Des chercheurs ont trouvé que les particules de pollution interagissaient de façon plus complexe qu’attendue avec les nuages bas. En particulier, l’effet refroidissant estimé jusqu’à présent serait fortement surestimé – jusqu’à 200 %. De nouvelles données qui pourront entre autres servir à l’amélioration des modélisations climatiques. Les résultats ont été publiés dans la revue Science le 29 janvier dernier.
Deux grandes sortes de composés sont émis dans l’atmosphère par les activités humaines. Des gaz à effet de serre tels que le dioxyde de carbone (CO2) ou le protoxyde d’azote (N2O) et de petites particules solides ou liquides que l’on appelle des aérosols. Or, ces deux types de composés ont des influences diamétralement opposées sur le système climatique.
Activités humaines et climat : entre gaz à effet de serre et aérosols
En effet, si les premiers induisent un réchauffement, les seconds tendent à provoquer un refroidissement. Toutefois, il faut noter qu’il n’existe pas de symétrie entre les deux influences. Et pour cause, les gaz à effet de serre ont une durée de vie allant de quelques décennies à plusieurs siècles alors que les aérosols sont éliminés en quelques semaines. La dynamique cumulative du CO2 et du N2O explique ainsi pourquoi c’est l’effet réchauffant qui l’emporte très largement.

Les aérosols interviennent donc en masquant une petite partie du réchauffement. Un effet qui perdure tant que les rejets de particules sont actifs, mais qui cesserait en quelques semaines si ceux-ci s’arrêtaient. Depuis des décennies, les chercheurs tentent de quantifier précisément l’ampleur de cette influence. Ou dit autrement, quelle fraction de la hausse des températures est effectivement rendue inapparente.
L’impact direct des aérosols est plutôt bien quantifié. Mais il n’en va pas de même de l’impact indirect qui implique une interaction des particules avec les nuages. En particulier, ceux non précipitants. Sans rentrer dans les détails, on peut retenir que les aérosols accroissent l’éclat des nuages bas. Un effet qu’illustrent très bien les traînées de condensation de navires. Ainsi, la quantité de rayonnement solaire réfléchie est augmentée – d’où le principe refroidissant.
Surestimation de l’impact des aérosols sur les nuages bas
Cependant, dans une nouvelle étude, des chercheurs indiquent que l’impact indirect a été notablement surestimé dans les précédents travaux. En effet, il apparaît que les évaluations antérieures – reposant souvent sur l’étude des traînées de navires – sont victimes d’un biais. Si les nuages bas sont d’abord rendus plus brillants, ils deviennent ensuite moins épais et laissent entrer plus d’énergie dans le système climatique. Par conséquent, une partie de l’histoire était passée sous silence.

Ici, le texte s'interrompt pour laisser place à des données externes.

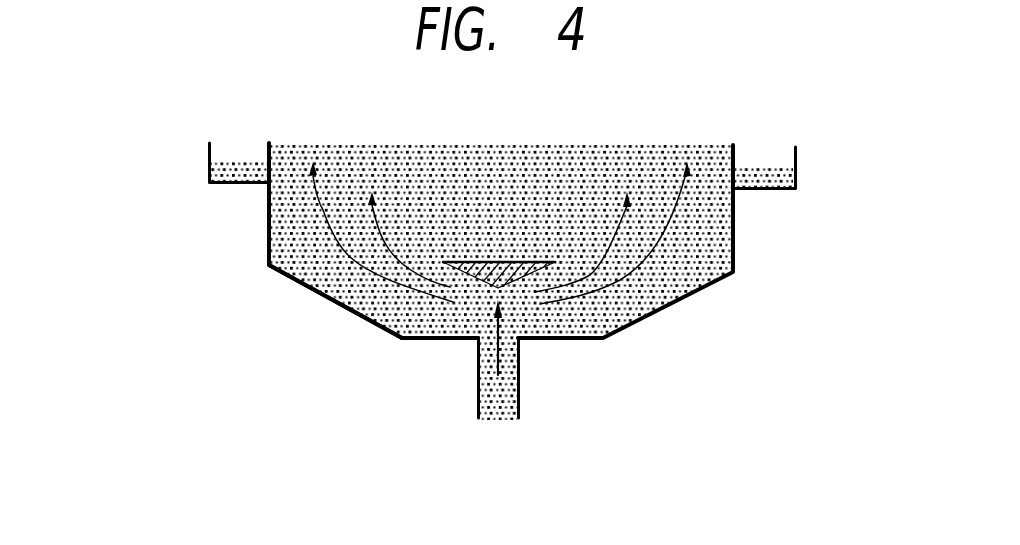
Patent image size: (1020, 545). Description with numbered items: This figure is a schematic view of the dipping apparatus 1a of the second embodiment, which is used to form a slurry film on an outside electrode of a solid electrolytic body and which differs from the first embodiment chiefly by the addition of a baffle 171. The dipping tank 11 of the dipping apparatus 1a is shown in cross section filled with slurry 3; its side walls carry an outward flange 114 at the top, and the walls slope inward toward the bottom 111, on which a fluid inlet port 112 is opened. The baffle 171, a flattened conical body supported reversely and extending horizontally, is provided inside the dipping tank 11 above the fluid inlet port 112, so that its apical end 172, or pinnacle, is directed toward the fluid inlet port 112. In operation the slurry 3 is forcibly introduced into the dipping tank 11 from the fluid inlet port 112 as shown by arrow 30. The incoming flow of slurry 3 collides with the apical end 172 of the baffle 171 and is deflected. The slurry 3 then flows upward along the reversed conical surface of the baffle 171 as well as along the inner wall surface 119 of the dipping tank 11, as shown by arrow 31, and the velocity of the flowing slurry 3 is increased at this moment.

The dipping apparatus 1a is at (360, 372).
The slurry 3 is at (589, 168).
The dipping tank 11 is at (287, 278).
The arrow 30 is at (497, 357).
The arrow 31 is at (325, 211).
The bottom 111 is at (355, 308).
The fluid inlet port 112 is at (523, 328).
The flange 114 is at (208, 153).
The inner wall surface 119 is at (276, 200).
The baffle 171 is at (492, 262).
The apical end 172 is at (525, 308).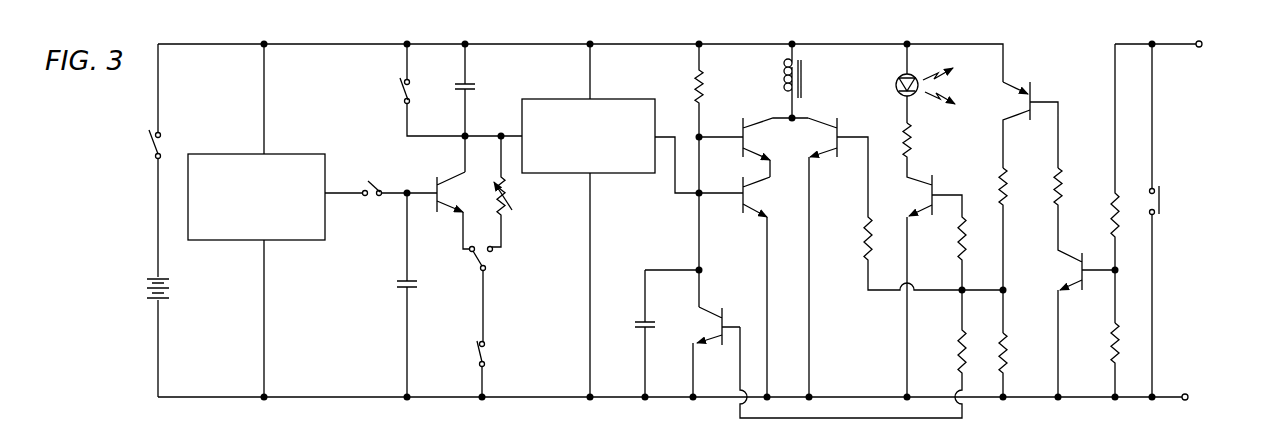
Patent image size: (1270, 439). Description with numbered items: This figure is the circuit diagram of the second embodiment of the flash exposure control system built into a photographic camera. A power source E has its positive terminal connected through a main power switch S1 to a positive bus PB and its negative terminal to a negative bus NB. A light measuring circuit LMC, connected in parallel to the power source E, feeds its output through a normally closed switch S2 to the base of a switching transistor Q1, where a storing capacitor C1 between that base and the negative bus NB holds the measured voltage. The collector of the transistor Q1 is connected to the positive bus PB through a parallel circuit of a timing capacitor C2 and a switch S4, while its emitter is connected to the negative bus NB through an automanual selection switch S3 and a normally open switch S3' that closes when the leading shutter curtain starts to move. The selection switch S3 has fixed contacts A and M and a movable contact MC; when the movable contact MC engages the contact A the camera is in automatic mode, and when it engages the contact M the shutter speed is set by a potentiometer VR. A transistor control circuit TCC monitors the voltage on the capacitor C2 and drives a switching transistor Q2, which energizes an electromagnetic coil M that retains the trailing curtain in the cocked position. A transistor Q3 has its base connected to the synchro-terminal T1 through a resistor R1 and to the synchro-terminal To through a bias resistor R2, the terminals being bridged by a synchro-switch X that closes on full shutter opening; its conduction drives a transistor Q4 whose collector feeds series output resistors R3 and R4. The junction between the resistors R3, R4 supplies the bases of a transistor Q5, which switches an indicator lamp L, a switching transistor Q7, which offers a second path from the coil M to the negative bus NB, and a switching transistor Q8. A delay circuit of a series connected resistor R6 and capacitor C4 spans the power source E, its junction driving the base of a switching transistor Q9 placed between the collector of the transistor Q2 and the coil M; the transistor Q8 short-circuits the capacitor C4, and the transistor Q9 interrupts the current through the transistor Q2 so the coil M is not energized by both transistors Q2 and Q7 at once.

The main power switch S1 is at (150, 146).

« Les traînées de navires sont un bon exemple de la façon dont les effets des aérosols sur les nuages sont traditionnellement considérés et de la façon dont ils sont encore représentés dans la plupart des modèles climatiques », note Franziska Glassmeier, auteure principale du papier. « Notre conclusion est que l’effet refroidissant des aérosols sur les nuages est surestimé lorsque nous nous basons sur les données de traînées de navires. Ces dernières sont tout simplement d’une durée trop courte pour fournir une estimation correcte de l’impact sur les nuages ».
Des implications notables pour la modélisation et la géo-ingénierie
La surestimation s’élève jusqu’à 200 % selon les résultats des scientifiques. Un biais qui a des implications en termes de modélisation climatique, mais également de géo-ingénierie. Parmi tous les projets avancés, l’un consiste à injecter volontairement des particules de sels marins dans les nuages bas pour les rendre plus réfléchissants et donc atténuer le réchauffement. Toutefois, si l’on en croit la présente étude, il pourrait finalement s’agir d’une fausse bonne idée.
« Nos résultats montrent que même en termes de physique des nuages, l’éclaircissement des nuages marins n’est peut-être pas aussi simple qu’il y paraît. Une mise en œuvre naïve pourrait même entraîner un assombrissement des nuages et le contraire de ce qui était prévu » avertit l’auteure principale. « Nous devons certainement faire beaucoup plus de recherches sur la faisabilité et les risques de telles méthodes. Il reste encore beaucoup à apprendre sur la façon dont ces minuscules particules influencent les nuages et le climat ».